Face à cet état de fait, le cabinet Ailancy suggère quelques pistes d'amélioration. Le cabinet de conseil encourage d'abord les banques à fluidifier le parcours des clients, de l'arrivée sur le site à la souscription du produit. Elles doivent également développer des services indispensables comme la numérisation des documents liés à l'ouverture des produits ou la possibilité d'y apposer une signature électronique.

Enfin, Ailancy pointe une différence de taille entre les banques 100% en ligne et les banques traditionnelles : là où les premières usent de la tarification comme principal argument commercial, les prix affichés par les banques traditionnelles sur leurs sites internet sont homogènes avec ceux disponibles dans les agences.
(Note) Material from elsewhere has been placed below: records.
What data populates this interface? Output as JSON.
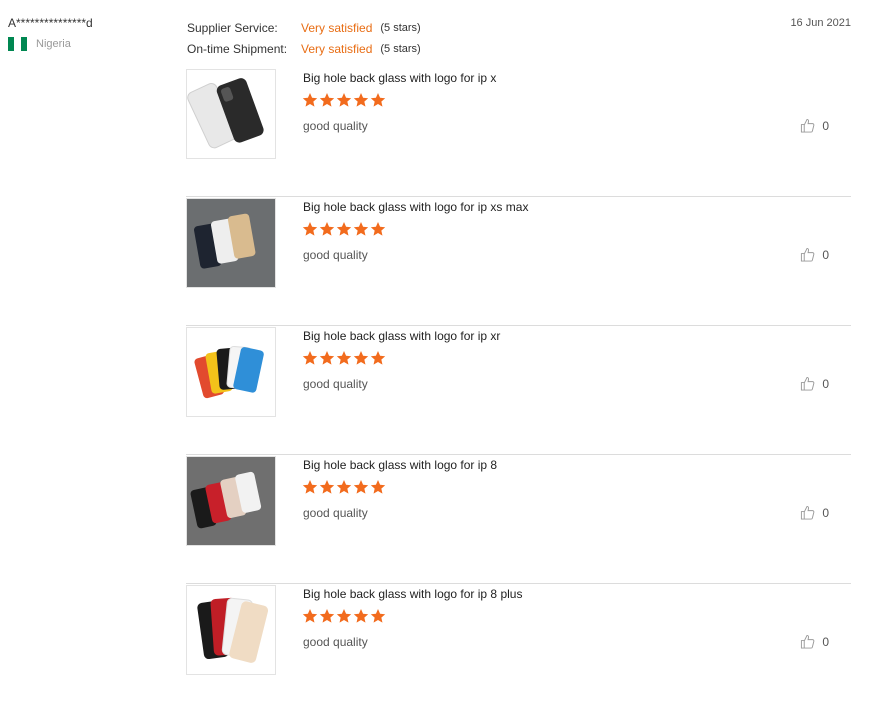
{
  "review": {
    "buyer_name": "A***************d",
    "country": "Nigeria",
    "date": "16 Jun 2021",
    "ratings": [
      {
        "label": "Supplier Service:",
        "value": "Very satisfied",
        "stars_text": "(5 stars)"
      },
      {
        "label": "On-time Shipment:",
        "value": "Very satisfied",
        "stars_text": "(5 stars)"
      }
    ]
  },
  "colors": {
    "accent": "#e86d14",
    "star": "#f26b1d",
    "flag_green": "#008751",
    "flag_white": "#ffffff"
  },
  "items": [
    {
      "title": "Big hole back glass with logo for ip x",
      "rating": 5,
      "comment": "good quality",
      "likes": "0"
    },
    {
      "title": "Big hole back glass with logo for ip xs max",
      "rating": 5,
      "comment": "good quality",
      "likes": "0"
    },
    {
      "title": "Big hole back glass with logo for ip xr",
      "rating": 5,
      "comment": "good quality",
      "likes": "0"
    },
    {
      "title": "Big hole back glass with logo for ip 8",
      "rating": 5,
      "comment": "good quality",
      "likes": "0"
    },
    {
      "title": "Big hole back glass with logo for ip 8 plus",
      "rating": 5,
      "comment": "good quality",
      "likes": "0"
    }
  ]
}
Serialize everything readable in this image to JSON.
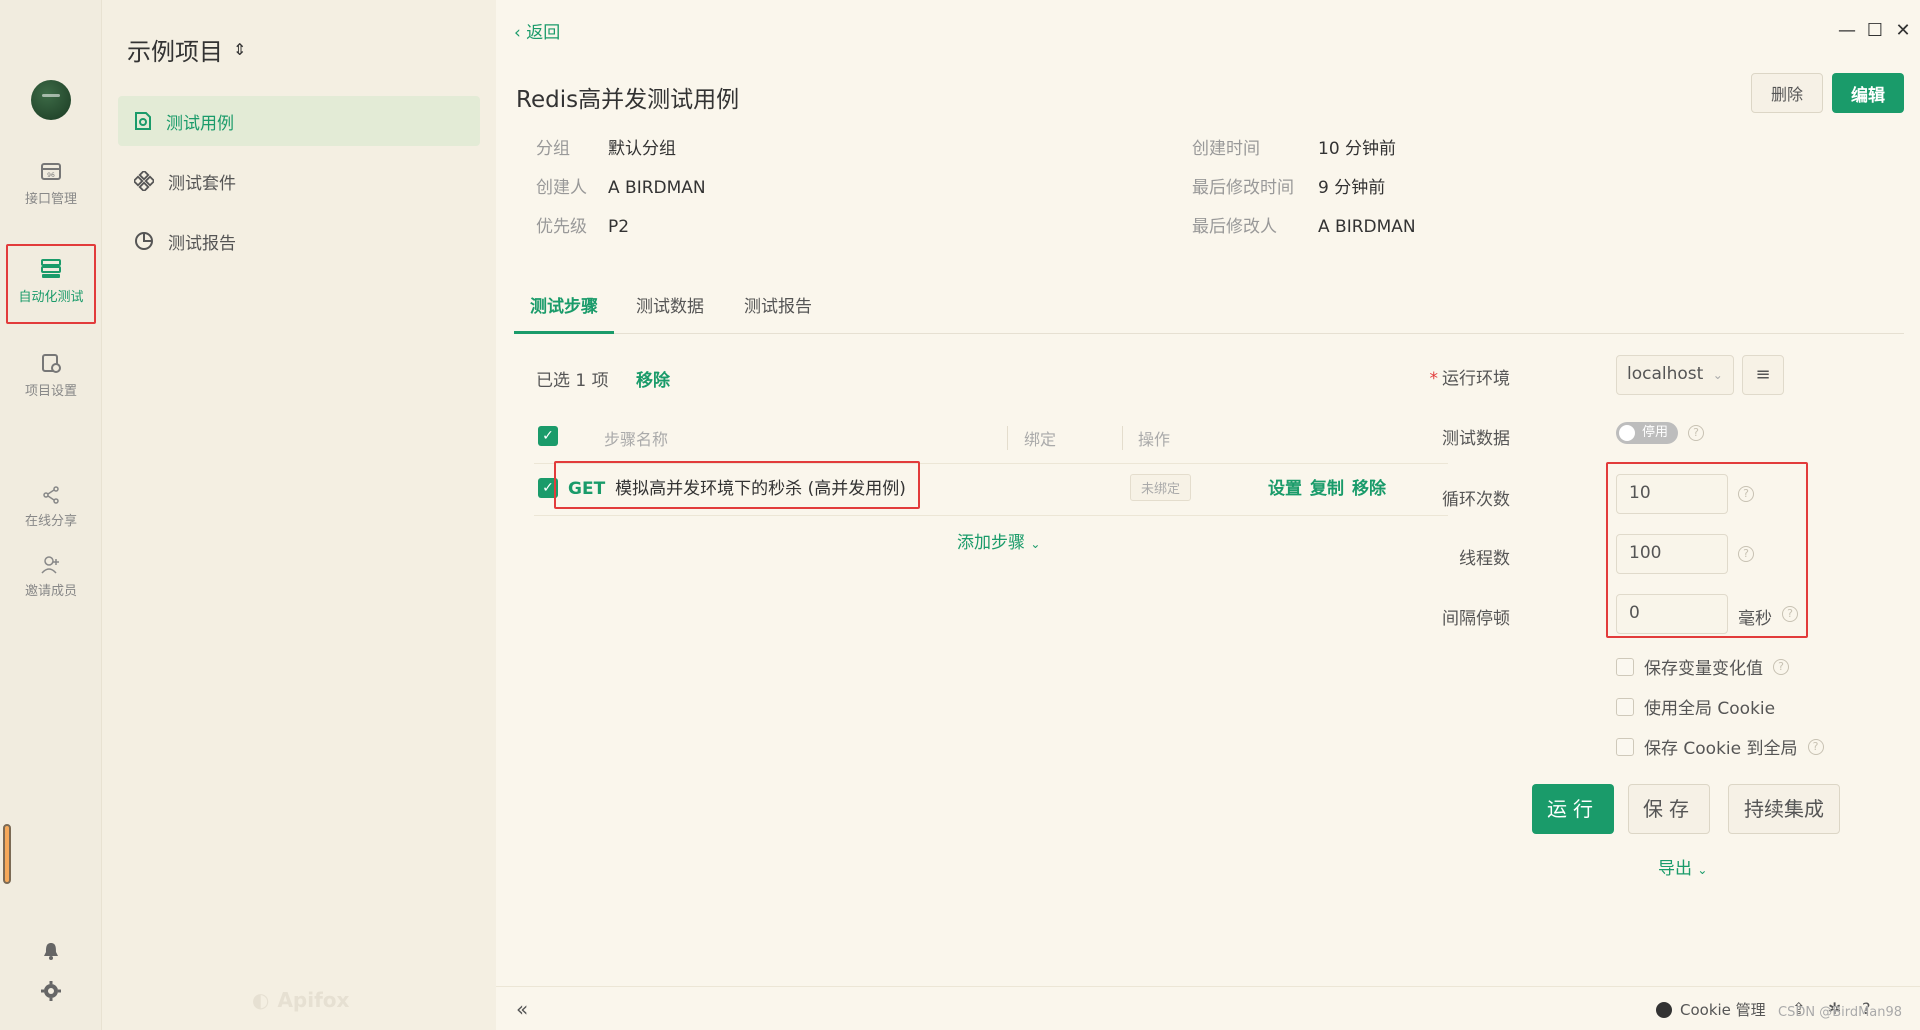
{
  "rail": {
    "items": [
      {
        "label": "接口管理"
      },
      {
        "label": "自动化测试"
      },
      {
        "label": "项目设置"
      },
      {
        "label": "在线分享"
      },
      {
        "label": "邀请成员"
      }
    ]
  },
  "project": {
    "title": "示例项目",
    "nav": [
      {
        "label": "测试用例"
      },
      {
        "label": "测试套件"
      },
      {
        "label": "测试报告"
      }
    ],
    "brand": "Apifox"
  },
  "main": {
    "back": "返回",
    "title": "Redis高并发测试用例",
    "delete_label": "删除",
    "edit_label": "编辑",
    "meta": {
      "group_k": "分组",
      "group_v": "默认分组",
      "creator_k": "创建人",
      "creator_v": "A BIRDMAN",
      "priority_k": "优先级",
      "priority_v": "P2",
      "created_k": "创建时间",
      "created_v": "10 分钟前",
      "modified_k": "最后修改时间",
      "modified_v": "9 分钟前",
      "modifier_k": "最后修改人",
      "modifier_v": "A BIRDMAN"
    },
    "tabs": [
      {
        "label": "测试步骤"
      },
      {
        "label": "测试数据"
      },
      {
        "label": "测试报告"
      }
    ],
    "selected_text": "已选 1 项",
    "remove_label": "移除",
    "table": {
      "headers": [
        "步骤名称",
        "绑定",
        "操作"
      ],
      "rows": [
        {
          "method": "GET",
          "name": "模拟高并发环境下的秒杀 (高并发用例)",
          "binding": "未绑定",
          "ops": [
            "设置",
            "复制",
            "移除"
          ]
        }
      ]
    },
    "add_step": "添加步骤"
  },
  "config": {
    "env_label": "运行环境",
    "env_value": "localhost",
    "test_data_label": "测试数据",
    "toggle_label": "停用",
    "loop_label": "循环次数",
    "loop_value": "10",
    "threads_label": "线程数",
    "threads_value": "100",
    "interval_label": "间隔停顿",
    "interval_value": "0",
    "interval_unit": "毫秒",
    "checks": [
      {
        "label": "保存变量变化值"
      },
      {
        "label": "使用全局 Cookie"
      },
      {
        "label": "保存 Cookie 到全局"
      }
    ],
    "run_label": "运行",
    "save_label": "保存",
    "ci_label": "持续集成",
    "export_label": "导出"
  },
  "footer": {
    "cookie_label": "Cookie 管理",
    "watermark": "CSDN @BirdMan98"
  },
  "colors": {
    "accent": "#1a9b6a",
    "highlight_box": "#e23b3b",
    "bg": "#faf6ec"
  }
}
Un handicap, selon le cabinet de conseil : « A l'avenir, les banques traditionnelles fortement concurrencées par les banques directes en ligne seront contraintes de proposer une offre tarifaire en ligne avantageuse pour rester compétitives, notamment à travers des offres promotionnelles régulières voire permanentes. » Certaines ont d'ailleurs déjà commencé à faire des efforts mais seulement, pour l’instant, à destination des clients de leurs agences bancaires 100% en ligne.

(*) Société Générale, LCL, BNP Paribas, La Banque Postale, Crédit Agricole d'Ile de France, Caisse d'Epargne d'Ile de France, Crédit Mutuel d'Ile de France, Banque Populaire Rives de Paris, Boursorama Banque et ING Direct. L'étude ne prend pas en compte l'offre des agences bancaires 100% internet, ouvertes par certaines enseignes (Société Générale, BNP Paribas, Caisse d'Epargne...).